The High Tribunal affirmed its earlier decision dated April 22, 2014 when it dismissed the petition of Hayudini.

“The court resolved to deny with finality the said motion for reconsideration as no substantial arguments were presented to warrant the reversal of the questioned decision,” it said.


On October 5, 2012, Hayudini filed his CoC for the position of mayor in the polls held in the Autonomous Region in Muslim Mindanao (ARMM).

Ten days after, Mustapha Omar filed a petition to deny due course or cancel Hayudini’s CoC.

Hayudini won the mayoralty race in the elections.
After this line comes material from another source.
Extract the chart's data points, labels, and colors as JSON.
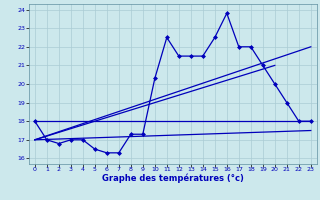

He was proclaimed and consequently took his oath of office.

But on June 20, 2013, the Comelec Second Division issued a resolution granting Omar’s petition to cancel Hayudini’s CoC because he was a not a resident of the town.

Hayudini sought reconsideration with the Comelec en banc but it denied his appeal, prompting him to elevate his case to the High Tribunal.

“The Comelec Resolutions dated June 20, 2013 and July 10, 2013 are hereby affirmed. No pronouncement as to costs,” the High Tribunal ruling read.

Citing the Omnibus Election Code, the High Tribunal held that Hayudini committed a false representation in his CoC when he declared to be a resident of South Ubian.

“Contrary to Hayudini’s belief, the will of the electorate is still actually respected even when the votes for the ineligible candidate are disregarded,” the High Tribunal said.

“The votes cast in favor of the ineligible candidate are not considered at all in determining the winner of an election for these do not constitute the sole and total expression of the sovereign voice. On the other hand, those votes for the eligible and legitimate candidates from an integral part of said voice, which must equally be given due respect, if not more,” it added.